According to research, a hung jury, also called a deadlocked jury, is a judicial jury that cannot agree upon a verdict after extended deliberation and is unable to reach the required unanimity or supermajority.
It can be recalled that in 2019 Criminal Court C presided over by Judge Peter Gbeneweleh, several former employees of the Liberia Red Cross Society were arrested for allegedly violating the PPCC Act and PFM Law of 2009.
The jurors voted eight guilty verdicts and four non-guilty, in the charges against the defendants.
The crimes include theft of property, economic sabotage, misuse of public money and property of record, fraud on the internal revenue of Liberia and theft or illegal disbursement and expenditure of public money, misapplication or entrusted property, and criminal conspiracy.
The defendants were indicted by the grand jurors of Montserrado County.
Those arrested are Koboi Wolokollie, former Procurement Supervisor; Emmanuel O. Kparh, former president of the institution, and others to be identified, who are currently behind bars at the Monrovia Central Prison, pending a court trial.
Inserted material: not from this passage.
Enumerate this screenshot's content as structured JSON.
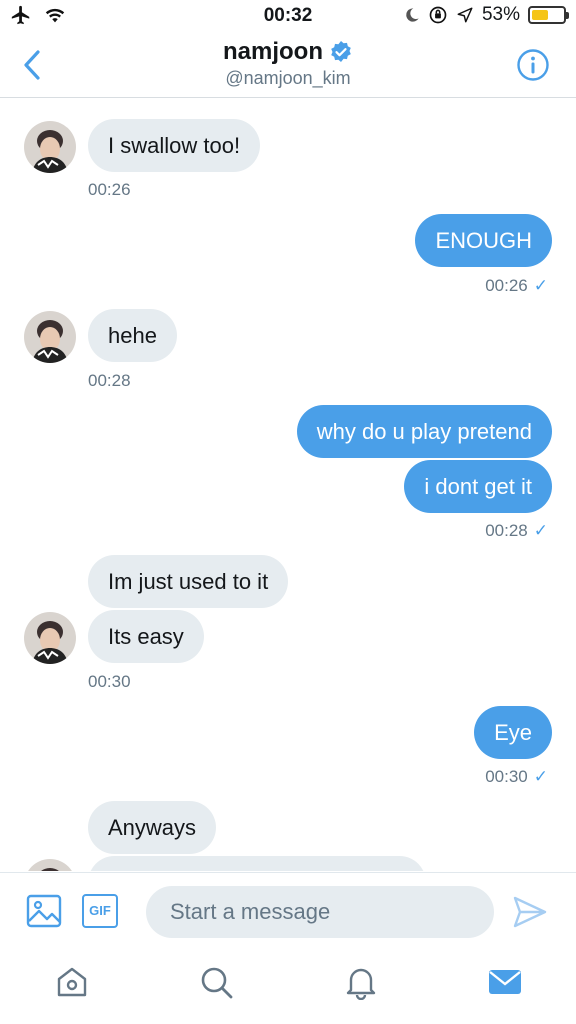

The defendants were indicted based on a complaint received by the Liberia Anti-Corruption Commission from a whistle–blower, alleging acts of corruption involving some officials of the institution.
The complaint alleged that the LNRS executives oversaw procurement activities of the entity by awarding contract to M2 Logistics, valued at US$820,825 for supply of hygienic materials during the Ebola crisis in 2014.
They also awarded the Highway construction and Maintenance company a contract valued at USD$48,202 to renovate the Liberia Red Cross Society building complex.
The indictment, a copy of which is in the position of this Paper, further alleged that defendant Emmanuel O. Kparh, former president of the institution, requested and received several payments, some of which include US$20,000, to Grand Gedeh and Sinoe Counties, and two million dollars to lobby with the National Legislature to increase the LNRCS budget.
The indictment further revealed that the money in question was provided by the International Federation of Red Cross and Red crescent Societies based in Geneva, Switzerland, to enable the Liberia Red Cross combat the Ebola virus disease in Liberia, as well as government subsidy to the entity.
Meanwhile, Judge Blamo Dixon has declared a new trial, with the selection of a new panel of jurors to sit on the case.